Though McKinley declined to name the clients, they included multiple pension funds and one endowment, she said.
"BKLN is a really excellent proxy from a correlation perspective to the private credit asset class," said McKinley, referring to the $6.87 billion Invesco Senior Loan ETF by its ticker symbol.
One use case Invesco has seen is when an institutional client is looking to increase its private credit allocation and uses BKLN until it can find the right manager, she said.
"This is a common use case, interim beta," McKinley said.
Another use case that Invesco has seen is institutional clients using BKLN as a "liquid buffer," she said.
"For clients with a strategic long-term allocation to the asset class, the ETF can provide the liquidity to cost effectively adjust exposure, fund liabilities, etc.," McKinley said.
BKLN is based on the Morningstar LSTA US Leveraged Loan 100 Index, according to an overview of the fund available on Invesco's website. The ETF typically will invest at least 80% of its total assets in the component securities that comprise the index.

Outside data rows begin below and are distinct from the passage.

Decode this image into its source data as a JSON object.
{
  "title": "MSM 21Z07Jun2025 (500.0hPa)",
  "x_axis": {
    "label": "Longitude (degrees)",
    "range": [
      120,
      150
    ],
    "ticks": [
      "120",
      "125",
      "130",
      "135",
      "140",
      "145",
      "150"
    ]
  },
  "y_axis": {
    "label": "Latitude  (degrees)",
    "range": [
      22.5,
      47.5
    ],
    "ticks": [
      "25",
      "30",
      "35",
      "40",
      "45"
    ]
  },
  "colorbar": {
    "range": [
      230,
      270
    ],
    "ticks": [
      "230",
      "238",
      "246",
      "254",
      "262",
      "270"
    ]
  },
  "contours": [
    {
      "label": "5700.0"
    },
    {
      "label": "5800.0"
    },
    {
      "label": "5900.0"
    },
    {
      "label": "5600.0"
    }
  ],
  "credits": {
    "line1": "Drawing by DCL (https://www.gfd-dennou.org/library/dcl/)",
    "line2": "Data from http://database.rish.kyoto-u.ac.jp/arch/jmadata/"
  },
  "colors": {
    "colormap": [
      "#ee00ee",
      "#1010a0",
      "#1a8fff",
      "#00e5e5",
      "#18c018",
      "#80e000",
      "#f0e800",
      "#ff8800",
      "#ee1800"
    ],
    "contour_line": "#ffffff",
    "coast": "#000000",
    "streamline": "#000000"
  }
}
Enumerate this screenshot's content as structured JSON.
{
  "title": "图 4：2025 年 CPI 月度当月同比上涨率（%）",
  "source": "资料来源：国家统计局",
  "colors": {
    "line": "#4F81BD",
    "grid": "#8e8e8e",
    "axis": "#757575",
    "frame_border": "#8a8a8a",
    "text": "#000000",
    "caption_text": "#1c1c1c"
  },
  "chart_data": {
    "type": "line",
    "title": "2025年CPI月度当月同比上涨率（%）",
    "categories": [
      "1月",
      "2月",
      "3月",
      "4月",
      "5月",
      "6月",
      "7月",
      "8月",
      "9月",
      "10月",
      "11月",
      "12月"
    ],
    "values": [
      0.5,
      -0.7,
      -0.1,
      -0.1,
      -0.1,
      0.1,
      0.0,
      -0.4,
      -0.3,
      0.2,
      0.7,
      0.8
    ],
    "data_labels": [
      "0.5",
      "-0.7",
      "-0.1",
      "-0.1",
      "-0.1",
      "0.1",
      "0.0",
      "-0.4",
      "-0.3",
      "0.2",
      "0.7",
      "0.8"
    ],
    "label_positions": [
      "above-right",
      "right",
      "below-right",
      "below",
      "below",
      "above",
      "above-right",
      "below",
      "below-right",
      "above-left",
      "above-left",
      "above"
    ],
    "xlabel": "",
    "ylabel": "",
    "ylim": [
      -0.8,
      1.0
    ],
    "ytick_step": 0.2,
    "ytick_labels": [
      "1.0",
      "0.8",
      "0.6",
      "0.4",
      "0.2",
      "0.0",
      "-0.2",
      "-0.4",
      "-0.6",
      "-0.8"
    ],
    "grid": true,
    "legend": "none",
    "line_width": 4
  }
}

"Index construction is key to maximizing tradability within the bank loan space," a February Invesco report on BKLN said.
"When designing BKLN, underlying market liquidity was a key consideration and is primarily why Invesco selected the Morningstar LSTA US Leveraged Loan 100 Index (LL100) as BKLN's underlying index," according to the report, which described BKLN as the world's largest, oldest and most liquid senior loan ETF.
Liquidity is "the ultimate institutional bait," said Bloomberg Intelligence Senior ETF Analyst Eric Balchunas.
"I don't care how big of a bank you are … you cannot manufacture the kind of liquidity that BKLN has every day," said Balchunas, adding that institutions can trade BKLN "and nobody even knows they're there. It's instant, they're anonymous."
To get into a private credit fund an institutional investor has to "call somebody, fill out paperwork, it's a whole deal," said the analyst, adding that BKLN is "like the SPY of senior loans," a reference to State Street Global Advisors' SPDR S&P 500 ETF Trust.
SPY, the first ETF listed in the U.S., had $500.3 billion in assets under management as of March 6, SSGA's website shows.
BKLN enables institutional investors to place bets quickly, Balchunas said.
"If they have an opinion, they want to bet on that opinion or hedge or whatever quickly, they'll just buy BKLN," he said.
BKLN had average daily trading volume of $161 million in 2023, according to Invesco data.
As of Jan. 31, Invesco had about $1.58 trillion in total assets under management.